There were significantly fewer UE injuries presenting to U.S. EDs in 2020 compared to prior years. There are several potential explanations for this finding, the most likely of which relate to hospital avoidance at the height of the pandemic and a large-scale decrease in activities leading to UE injuries. We speculate that patients with chronic or less acute UE injuries either delayed their presentation or avoided the ED altogether during pandemic times. Similar findings have been demonstrated in previous studies which noted decreased hand and UE injury volume seen in EDs during the pandemic [3,29]. Other factors potentially contributing to the overall reduction in ED visits include travel restrictions and lock-down measures that encouraged patients to remain at home and the closing of nonessential businesses employing manual laborers. This has also led to a marked change in the workforce and workplace-related injuries, which would change the patient population able to use worker's compensation insurance [30]. These mandates may have not only deterred people from leaving their homes to seek care but could have also had a protective effect by discouraging risky behaviors that may lead to traumatic injuries.

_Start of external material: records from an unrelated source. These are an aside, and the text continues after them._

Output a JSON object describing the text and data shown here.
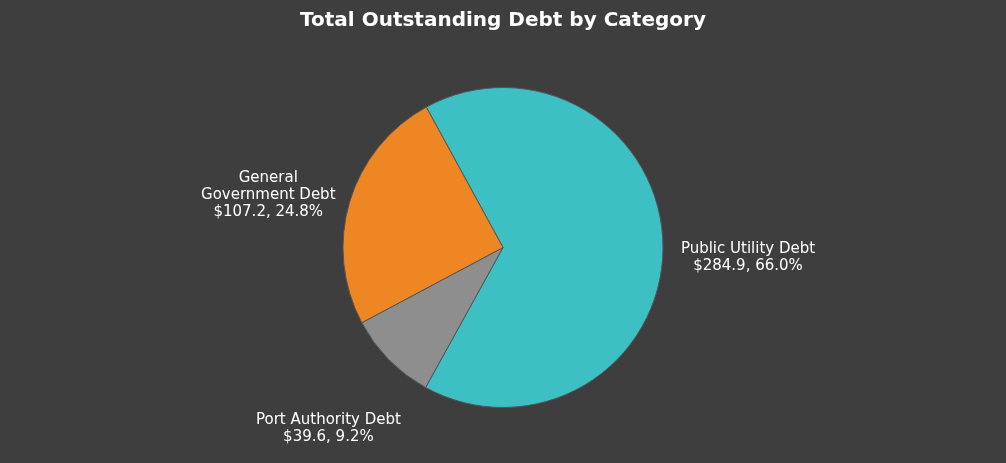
{
  "chart_data": {
    "type": "pie",
    "title": "Total Outstanding Debt by Category",
    "categories": [
      "Public Utility Debt",
      "Port Authority Debt",
      "General Government Debt"
    ],
    "values": [
      284.9,
      39.6,
      107.2
    ],
    "colors": [
      "#3cc0c4",
      "#8e8e8e",
      "#ee8624"
    ],
    "value_labels": [
      "$284.9, 66.0%",
      "$39.6, 9.2%",
      "$107.2, 24.8%"
    ],
    "legend": false
  }
}
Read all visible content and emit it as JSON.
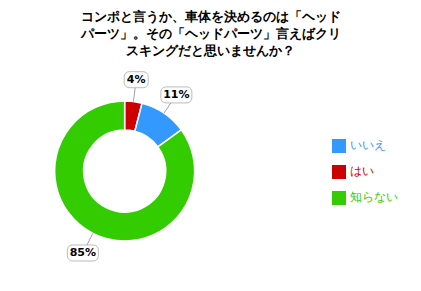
{
  "chart_data": {
    "type": "pie",
    "title": "コンポと言うか、車体を決めるのは「ヘッド\nパーツ」。その「ヘッドパーツ」言えばクリ\nスキングだと思いませんか？",
    "categories": [
      "はい",
      "いいえ",
      "知らない"
    ],
    "values": [
      4,
      11,
      85
    ],
    "value_labels": [
      "4%",
      "11%",
      "85%"
    ],
    "colors": [
      "#cc0000",
      "#3399ff",
      "#33cc00"
    ],
    "data_labels": true,
    "legend": "right"
  }
}
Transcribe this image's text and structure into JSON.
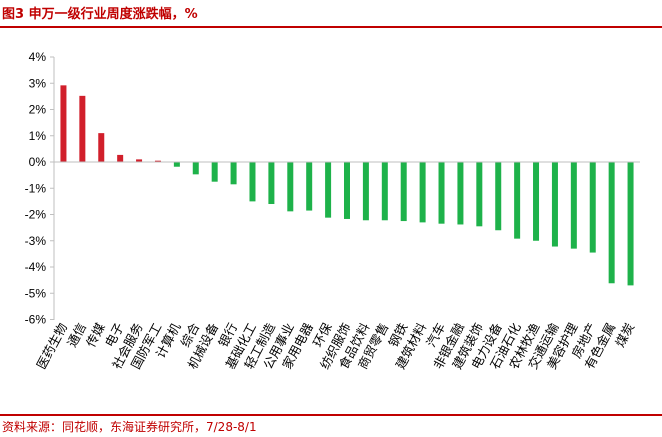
{
  "header": {
    "title": "图3  申万一级行业周度涨跌幅，%"
  },
  "footer": {
    "source": "资料来源：同花顺，东海证券研究所，7/28-8/1"
  },
  "chart_data": {
    "type": "bar",
    "title": "图3  申万一级行业周度涨跌幅，%",
    "categories": [
      "医药生物",
      "通信",
      "传媒",
      "电子",
      "社会服务",
      "国防军工",
      "计算机",
      "综合",
      "机械设备",
      "银行",
      "基础化工",
      "轻工制造",
      "公用事业",
      "家用电器",
      "环保",
      "纺织服饰",
      "食品饮料",
      "商贸零售",
      "钢铁",
      "建筑材料",
      "汽车",
      "非银金融",
      "建筑装饰",
      "电力设备",
      "石油石化",
      "农林牧渔",
      "交通运输",
      "美容护理",
      "房地产",
      "有色金属",
      "煤炭"
    ],
    "values": [
      2.92,
      2.52,
      1.1,
      0.27,
      0.1,
      0.05,
      -0.18,
      -0.47,
      -0.75,
      -0.85,
      -1.5,
      -1.6,
      -1.88,
      -1.85,
      -2.12,
      -2.17,
      -2.22,
      -2.22,
      -2.25,
      -2.3,
      -2.35,
      -2.38,
      -2.45,
      -2.6,
      -2.92,
      -3.0,
      -3.22,
      -3.3,
      -3.45,
      -4.62,
      -4.7
    ],
    "ylim": [
      -6,
      4
    ],
    "yticks": [
      "4%",
      "3%",
      "2%",
      "1%",
      "0%",
      "-1%",
      "-2%",
      "-3%",
      "-4%",
      "-5%",
      "-6%"
    ],
    "xlabel": "",
    "ylabel": "",
    "grid": false,
    "legend": "none",
    "colors": {
      "positive": "#d11f2b",
      "negative": "#1eb24a",
      "axis": "#bfbfbf",
      "accent": "#c00000"
    }
  }
}
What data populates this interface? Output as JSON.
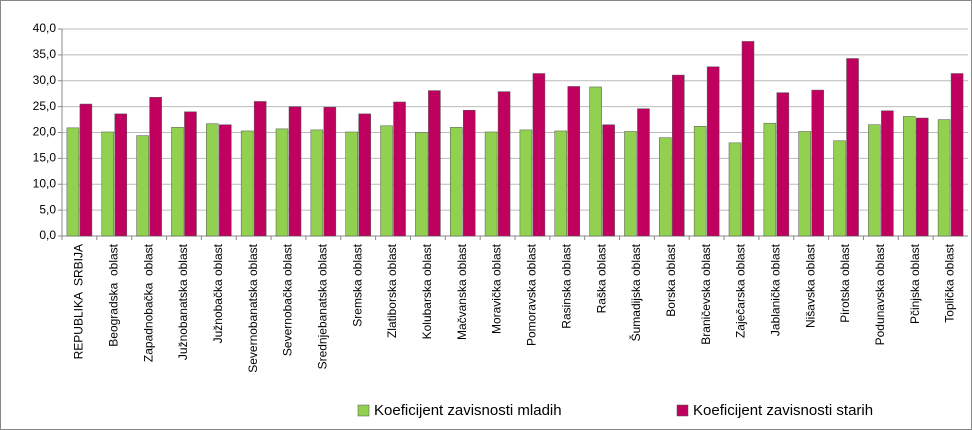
{
  "chart_data": {
    "type": "bar",
    "categories": [
      "REPUBLIKA  SRBIJA",
      "Beogradska  oblast",
      "Zapadnobačka  oblast",
      "Južnobanatska oblast",
      "Južnobačka oblast",
      "Severnobanatska oblast",
      "Severnobačka oblast",
      "Srednjebanatska oblast",
      "Sremska oblast",
      "Zlatiborska oblast",
      "Kolubarska oblast",
      "Mačvanska oblast",
      "Moravička oblast",
      "Pomoravska oblast",
      "Rasinska oblast",
      "Raška oblast",
      "Šumadijska oblast",
      "Borska oblast",
      "Braničevska oblast",
      "Zaječarska oblast",
      "Jablanička oblast",
      "Nišavska oblast",
      "Pirotska oblast",
      "Podunavska oblast",
      "Pčinjska oblast",
      "Toplička oblast"
    ],
    "series": [
      {
        "name": "Koeficijent zavisnosti mladih",
        "color": "#92d050",
        "values": [
          20.9,
          20.1,
          19.4,
          21.0,
          21.7,
          20.3,
          20.7,
          20.5,
          20.1,
          21.3,
          20.0,
          21.0,
          20.1,
          20.5,
          20.3,
          28.8,
          20.2,
          19.0,
          21.2,
          18.0,
          21.8,
          20.2,
          18.4,
          21.5,
          23.1,
          22.5
        ]
      },
      {
        "name": "Koeficijent zavisnosti starih",
        "color": "#c0005e",
        "values": [
          25.5,
          23.6,
          26.8,
          24.0,
          21.5,
          26.0,
          25.0,
          24.9,
          23.6,
          25.9,
          28.1,
          24.3,
          27.9,
          31.4,
          28.9,
          21.5,
          24.6,
          31.1,
          32.7,
          37.6,
          27.7,
          28.2,
          34.3,
          24.2,
          22.8,
          31.4
        ]
      }
    ],
    "ylim": [
      0,
      40
    ],
    "yticks": [
      {
        "value": 0,
        "label": "0,0"
      },
      {
        "value": 5,
        "label": "5,0"
      },
      {
        "value": 10,
        "label": "10,0"
      },
      {
        "value": 15,
        "label": "15,0"
      },
      {
        "value": 20,
        "label": "20,0"
      },
      {
        "value": 25,
        "label": "25,0"
      },
      {
        "value": 30,
        "label": "30,0"
      },
      {
        "value": 35,
        "label": "35,0"
      },
      {
        "value": 40,
        "label": "40,0"
      }
    ],
    "grid": true
  }
}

Despite the reduced number of UE ED visits in 2020, there were significantly greater odds of being admitted to the hospital when presenting with an UE injury. Other studies have noted similar trends in orthopaedic injury volume related to an increased prevalence of high-risk activities as the pandemic progressed and patients spent more time social distancing [3,31]. Jeffrey et al. analyzed the trends of ED visits and hospital admissions within health care systems in five states during the first four months of the COVID-19 pandemic and found this same trend. They reported up to a 63.5% decrease in ED visits, with a concomitant 22.0% to 149.0% increase in admission rates [24]. Other potential contributing factors include a lack of available outpatient resources as well as self-injurious behavior related to the pandemic's impact on mental health [31]. These findings are important in anticipating UE surgical needs during a pandemic and better inform conversations about the associated care and resource requirements.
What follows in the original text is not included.